3.3.3 Sehr anspruchsvoller Standard
Sehr anspruchsvoller Standard liegt vor, wenn bei dem Einbau der zentralen Ausstattungsmerkmale nicht nur das Zweckmäßige, sondern das Mögliche, vor allem durch den Einbau außergewöhnlich hochwertiger Materialien, verwendet wurde (Luxussanierung).
3.3.4 Zentrale Ausstattungsmerkmale
Ob eine Gebrauchswerterhöhung (ein Standardsprung) gegeben ist, bestimmt sich danach durch folgende zentralen Ausstattungsmerkmale:
- Heizungs-,
- Sanitär-,
- Elektroinstallation,
- Fenster.
Nur wenn ein Bündel von Baumaßnahmen bei mindestens 3 der vorgenannten zentralen Ausstattungsmerkmale zu einer Erhöhung und Erweiterung des Gebrauchswerts führt, hebt sich der Standard des Gebäudes und es liegen insoweit (nachträgliche) Herstellungskosten i. S. einer wesentlichen Verbesserung vor. Reine Reparaturarbeiten führen nicht zu einer Erhöhung des Nutzungswerts und damit zu einer wesentlichen Verbesserung des Wohngebäudes gem. § 255 Abs. 2 HGB, auch wenn sie alle Kernbereiche einer Wohnungsausstattung wie Heizungs-, Elektro- und Sanitärinstallation sowie die Fenster betreffen.

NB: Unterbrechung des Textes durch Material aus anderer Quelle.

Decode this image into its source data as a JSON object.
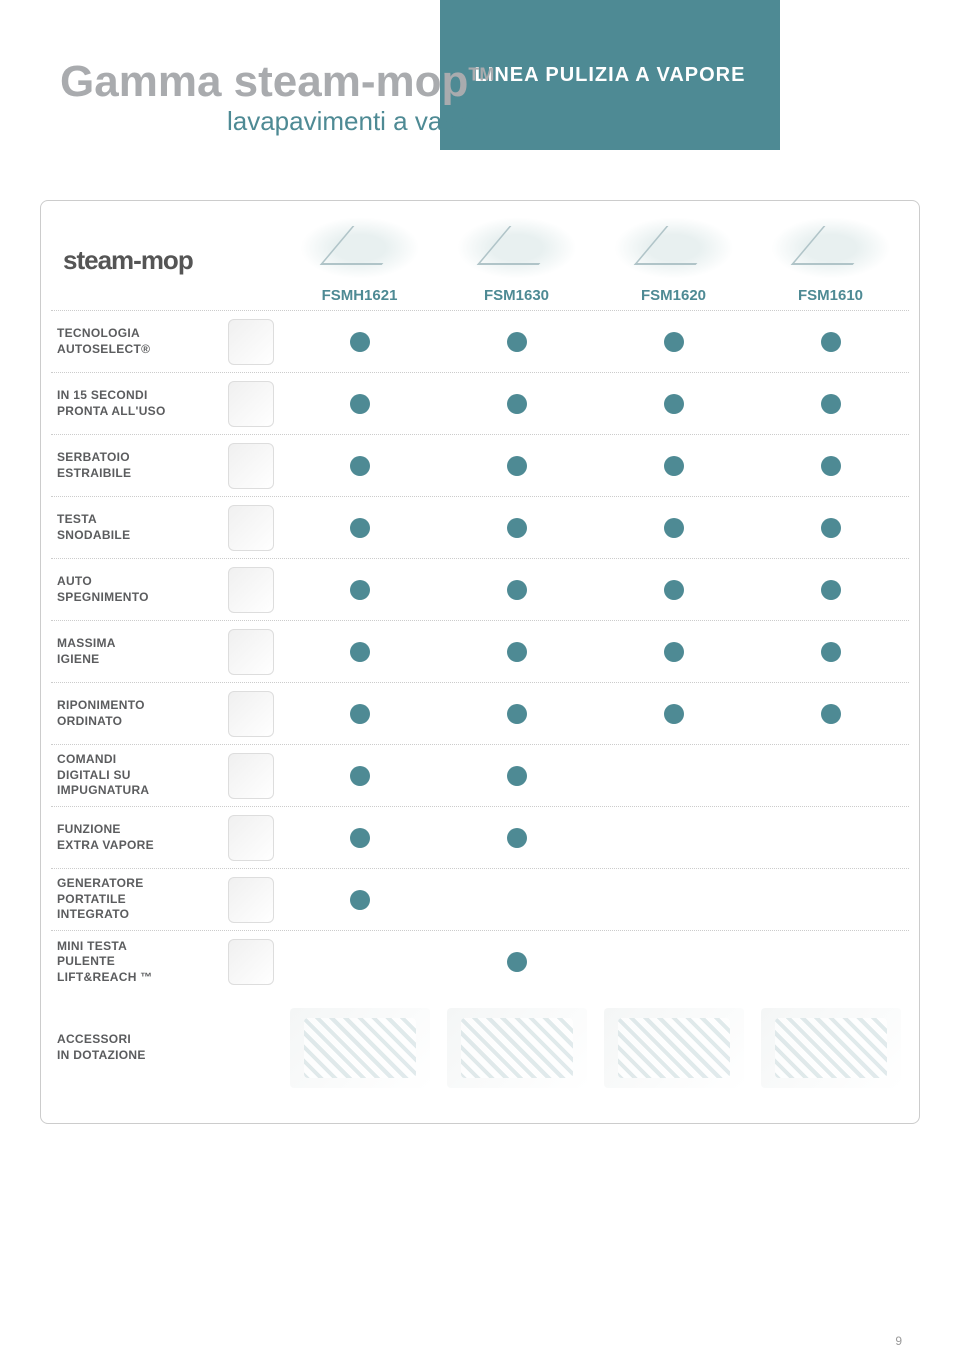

Aufwendungen für Baumaßnahmen innerhalb eines Veranlagungszeitraums sind Herstellungskosten i. S. v. § 255 Abs. 2 Satz 1 HGB, wenn die Baumaßnahmen zwar für sich gesehen noch nicht zu einer wesentlichen Verbesserung führen, wenn sie aber Teil einer Gesamtmaßnahme sind, die sich planmäßig in zeitlichem Zusammenhang über mehrere Veranlagungszeiträume erstreckt und die insgesamt zu einer Hebung des Standards führt (Sanierung in Raten). Von einer Sanierung in Raten ist grundsätzlich auszugehen, wenn die Maßnahmen innerhalb eines 5-Jahreszeitraums durchgeführt worden sind.